The efficiency with which LigIIIα-XRCC1 discovers nicks in both naked DNA and nucleosomes is enhanced by its capacity to bind DNA ends. A, to examine the impact of DNA end binding by LigIIIα-XRCC1, we prepared a 79-bp DNA fragment containing a single nick and OH groups at both the 5′ and 3′ ends. (The DNA was a truncated version of that used to assemble 5S rDNA-based nucleosomes for many of the experiments reported in this paper.) We labeled this DNA by the addition of ³²P to an internal site, producing DNA that is not competent for end binding or blunt end ligation. We also labeled a second aliquot of DNA, identical except for one end containing a 5′-phosphate group. We incubated these differently ended DNAs (0.5 nm) with 5 nm LigIIIα-XRCC1 for 30 min at 37 °C, separated substrate and products on denaturing gels such as those shown in Fig. 1C, and quantified the fraction of substrate ligated using phosphorimaging.
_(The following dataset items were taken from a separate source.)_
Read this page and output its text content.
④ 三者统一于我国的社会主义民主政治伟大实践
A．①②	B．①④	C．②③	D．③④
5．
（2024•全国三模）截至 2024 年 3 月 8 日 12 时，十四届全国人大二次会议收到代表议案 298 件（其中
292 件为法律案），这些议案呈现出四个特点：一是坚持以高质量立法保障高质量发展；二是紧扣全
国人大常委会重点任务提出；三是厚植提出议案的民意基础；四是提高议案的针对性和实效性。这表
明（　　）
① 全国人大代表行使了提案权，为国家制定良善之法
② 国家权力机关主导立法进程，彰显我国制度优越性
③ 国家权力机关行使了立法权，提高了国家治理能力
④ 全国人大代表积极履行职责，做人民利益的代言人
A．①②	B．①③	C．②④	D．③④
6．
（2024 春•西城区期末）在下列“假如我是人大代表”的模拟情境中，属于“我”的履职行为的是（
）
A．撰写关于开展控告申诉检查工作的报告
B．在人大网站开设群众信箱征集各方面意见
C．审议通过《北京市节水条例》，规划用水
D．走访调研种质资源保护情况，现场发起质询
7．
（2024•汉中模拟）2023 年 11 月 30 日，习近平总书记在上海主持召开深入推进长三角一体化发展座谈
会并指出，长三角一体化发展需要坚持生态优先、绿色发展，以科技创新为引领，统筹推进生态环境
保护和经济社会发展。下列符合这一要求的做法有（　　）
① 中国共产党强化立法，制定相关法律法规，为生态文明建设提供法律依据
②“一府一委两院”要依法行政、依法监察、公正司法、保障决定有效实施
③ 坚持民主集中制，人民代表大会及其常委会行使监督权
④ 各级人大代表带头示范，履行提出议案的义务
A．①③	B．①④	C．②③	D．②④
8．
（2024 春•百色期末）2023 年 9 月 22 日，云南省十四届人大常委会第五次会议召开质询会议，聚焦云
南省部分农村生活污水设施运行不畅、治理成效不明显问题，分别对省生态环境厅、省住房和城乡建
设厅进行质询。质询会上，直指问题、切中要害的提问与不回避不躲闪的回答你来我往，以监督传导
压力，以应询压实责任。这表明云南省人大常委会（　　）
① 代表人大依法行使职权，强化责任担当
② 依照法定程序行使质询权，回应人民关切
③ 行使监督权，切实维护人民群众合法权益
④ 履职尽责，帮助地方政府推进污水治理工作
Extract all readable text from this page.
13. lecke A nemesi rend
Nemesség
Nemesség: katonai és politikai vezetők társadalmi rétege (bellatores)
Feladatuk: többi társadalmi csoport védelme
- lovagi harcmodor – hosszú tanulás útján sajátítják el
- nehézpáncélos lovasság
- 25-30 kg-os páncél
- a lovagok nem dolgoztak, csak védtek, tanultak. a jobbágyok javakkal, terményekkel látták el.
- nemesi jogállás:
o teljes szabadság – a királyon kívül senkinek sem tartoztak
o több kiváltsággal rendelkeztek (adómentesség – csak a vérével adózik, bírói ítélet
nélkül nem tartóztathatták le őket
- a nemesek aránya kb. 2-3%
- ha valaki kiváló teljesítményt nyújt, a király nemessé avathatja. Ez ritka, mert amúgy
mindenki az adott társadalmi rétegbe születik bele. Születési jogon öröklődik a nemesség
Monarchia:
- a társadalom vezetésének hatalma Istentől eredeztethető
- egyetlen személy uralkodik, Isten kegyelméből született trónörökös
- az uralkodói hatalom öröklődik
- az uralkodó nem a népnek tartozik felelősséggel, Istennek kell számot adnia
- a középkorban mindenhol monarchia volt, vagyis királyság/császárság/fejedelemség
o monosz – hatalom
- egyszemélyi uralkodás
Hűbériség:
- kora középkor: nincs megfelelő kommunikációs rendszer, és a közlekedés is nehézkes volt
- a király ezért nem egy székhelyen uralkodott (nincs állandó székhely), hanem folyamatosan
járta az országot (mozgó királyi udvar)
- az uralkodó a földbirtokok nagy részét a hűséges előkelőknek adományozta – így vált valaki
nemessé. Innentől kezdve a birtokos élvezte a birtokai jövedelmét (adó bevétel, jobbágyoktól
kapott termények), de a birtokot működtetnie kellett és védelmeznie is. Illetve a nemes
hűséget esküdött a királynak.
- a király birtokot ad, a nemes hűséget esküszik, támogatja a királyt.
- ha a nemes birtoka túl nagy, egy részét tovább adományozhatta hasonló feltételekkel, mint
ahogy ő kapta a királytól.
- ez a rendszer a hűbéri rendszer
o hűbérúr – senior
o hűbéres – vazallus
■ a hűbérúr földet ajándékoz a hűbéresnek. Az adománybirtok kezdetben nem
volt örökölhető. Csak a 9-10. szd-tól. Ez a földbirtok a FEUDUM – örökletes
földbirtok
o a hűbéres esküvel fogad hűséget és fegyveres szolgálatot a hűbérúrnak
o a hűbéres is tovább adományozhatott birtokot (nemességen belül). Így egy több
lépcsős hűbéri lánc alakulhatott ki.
The presence of a phosphate group at the 5′ end significantly enhanced ligation. This enhancement was also evident in control reactions using T4 DNA ligase. B, the effect of 5′-phosphate-dependent, DNA end binding on ligation of nicks in nucleosomes. The conditions in these reactions were identical to those in Fig. 1D, except for use of an internally labeled substrate that lacked 5′-phosphate residues and thus would not support DNA end binding. As with the naked DNA substrates, ligation efficiency was significantly reduced (from ∼30% to ∼20%) in the absence of 5′-phosphates. C, to ligation reactions containing the same substrates used in A, we added 0–200 nm naked, unlabeled carrier DNA lacking 5′-phosphate residues. The results indicate that this carrier DNA did not suppress ligation, even at concentrations well above the 80-fold excess carrier used in all other assays. Importantly, we did not detect any dimeric, blunt end ligation products in any of our experiments. Error bars represent standard deviations; ** = p < 0.01.